The 1951 National Roadster Show
Until recently the only photos we had seen of Joe’s ’36 Ford were taken at the 1951 National Roadster Show, the second annual Roadster show in Oakland California. In the 1951 Show booklet the owner of the car was mentioned to be Joseph Hocker. The Roadster Show was a local show for Joe, but it meant that his car would become world wide known. Perhaps not right then, when it was shown, but it sure has been in the last few decades.
This picture shows a hint of what is going on in the engine bay. It looks like Joe used plenty of chrome and polished parts to make the Mercury engine look at its best. The inset is the write up on Joe’s Ford in the 1951 National Roadster Show booklet.
The Dual Cowl 1936 Ford
In the late 1960’s or early 1970’s Harry Morse, of Castro Valley, California acquired the ‘36 Ford Phaeton Custom for a good price from a guy named Pete Paulsen. When Morse bought the car the car still had the original DuVall windshield and the Mercury engine and most likely all the other custom touches. (Pete Paulsen recently confirmed that the car he sold to Harry Morse was indeed the Joe Hocker Ford.)
Morse replaced the Mercury engine with a bone stock unit and had the interior redone in leather.

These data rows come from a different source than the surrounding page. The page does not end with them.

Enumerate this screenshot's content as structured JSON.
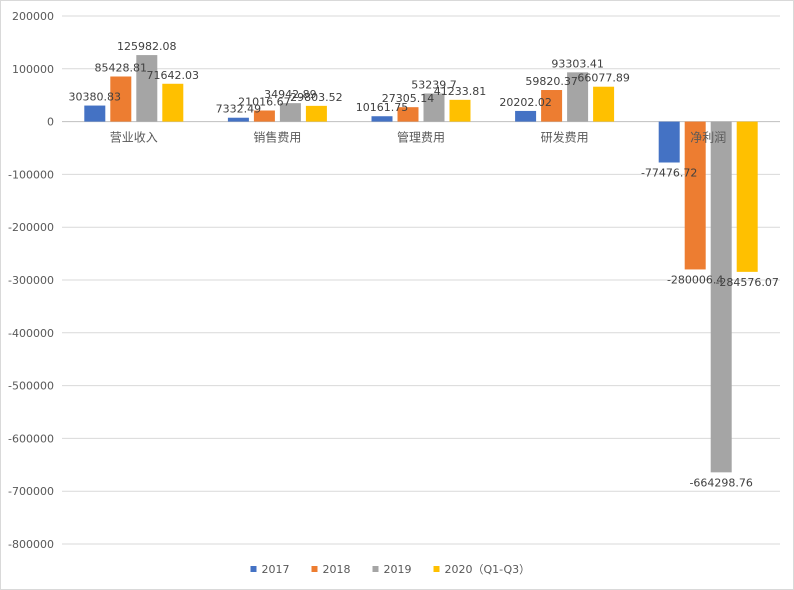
{
  "chart_data": {
    "type": "bar",
    "categories": [
      "营业收入",
      "销售费用",
      "管理费用",
      "研发费用",
      "净利润"
    ],
    "series": [
      {
        "name": "2017",
        "color": "#4472C4",
        "values": [
          30380.83,
          7332.49,
          10161.75,
          20202.02,
          -77476.72
        ]
      },
      {
        "name": "2018",
        "color": "#ED7D31",
        "values": [
          85428.81,
          21016.67,
          27305.14,
          59820.37,
          -280006.4
        ]
      },
      {
        "name": "2019",
        "color": "#A5A5A5",
        "values": [
          125982.08,
          34942.89,
          53239.7,
          93303.41,
          -664298.76
        ]
      },
      {
        "name": "2020（Q1-Q3）",
        "color": "#FFC000",
        "values": [
          71642.03,
          29803.52,
          41233.81,
          66077.89,
          -284576.07
        ]
      }
    ],
    "data_labels": [
      [
        "30380.83",
        "7332.49",
        "10161.75",
        "20202.02",
        "-77476.72"
      ],
      [
        "85428.81",
        "21016.67",
        "27305.14",
        "59820.37",
        "-280006.4"
      ],
      [
        "125982.08",
        "34942.89",
        "53239.7",
        "93303.41",
        "-664298.76"
      ],
      [
        "71642.03",
        "29803.52",
        "41233.81",
        "66077.89",
        "-284576.07"
      ]
    ],
    "ylim": [
      -800000,
      200000
    ],
    "yticks": [
      200000,
      100000,
      0,
      -100000,
      -200000,
      -300000,
      -400000,
      -500000,
      -600000,
      -700000,
      -800000
    ],
    "ytick_labels": [
      "200000",
      "100000",
      "0",
      "-100000",
      "-200000",
      "-300000",
      "-400000",
      "-500000",
      "-600000",
      "-700000",
      "-800000"
    ],
    "title": "",
    "xlabel": "",
    "ylabel": "",
    "grid": true,
    "legend_position": "bottom"
  }
}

The DuVall windshield was not stock, but it inspired Harry to do something special and create a dual cowl ‘36 Ford based on a General Motors design for a ’34 Cadillac he had always been impressed with. The second windshield was created using the original brass unit as a base, and modified it to fit the hand made second cowl, created by Don Bridgman. Don used a cowl of a ‘35 Ford Roadster parts car to create the second cowl. The brass cast unit was polished and plated. Morse kept the smooth hood sides, and added body color grille sides, stock hood ornament as well as grille extension Fultron trim pieces on the front of the hood.
Custom &Rod Ideas opening spread. This bottom photo shows that the car has an fender mounted gas filler as well as ’39 Ford taillights. Both are most likely left from the original Joe Hocker version.
In the early 1990’s Harry Morse sells the Ford to Mike Aahl, also of of Castro Valley. Mike has made a few small changes to the car over the years, including adding new wheels and tires and adjusting the stance a little to get it a little lower, perhaps more to how Joe Hocker had it in the early 1950’s. Mike still enjoys the car and it pops up at local car shows from time to time.
Taken a few years ago, now owned by Mike Aahl of Castro Valley, who has owned it for 25 plus years now. Mike has made a few changes to the car, including a stance adjustment, new white wall tires and steel wheels with 48 Ford hubcaps and beauty rings.
A ’36 Ford similarly restyled as the Joe Hocker Ford is the Tommy The Greek ’36 Ford. Often these two cars are mixed up. Joe’s Ford has stock fenders with running boards, four doors and had Olds bumpers, while Tommy’s Ford has reshaped fenders, removed running boards, skirts and Pontiac bumpers.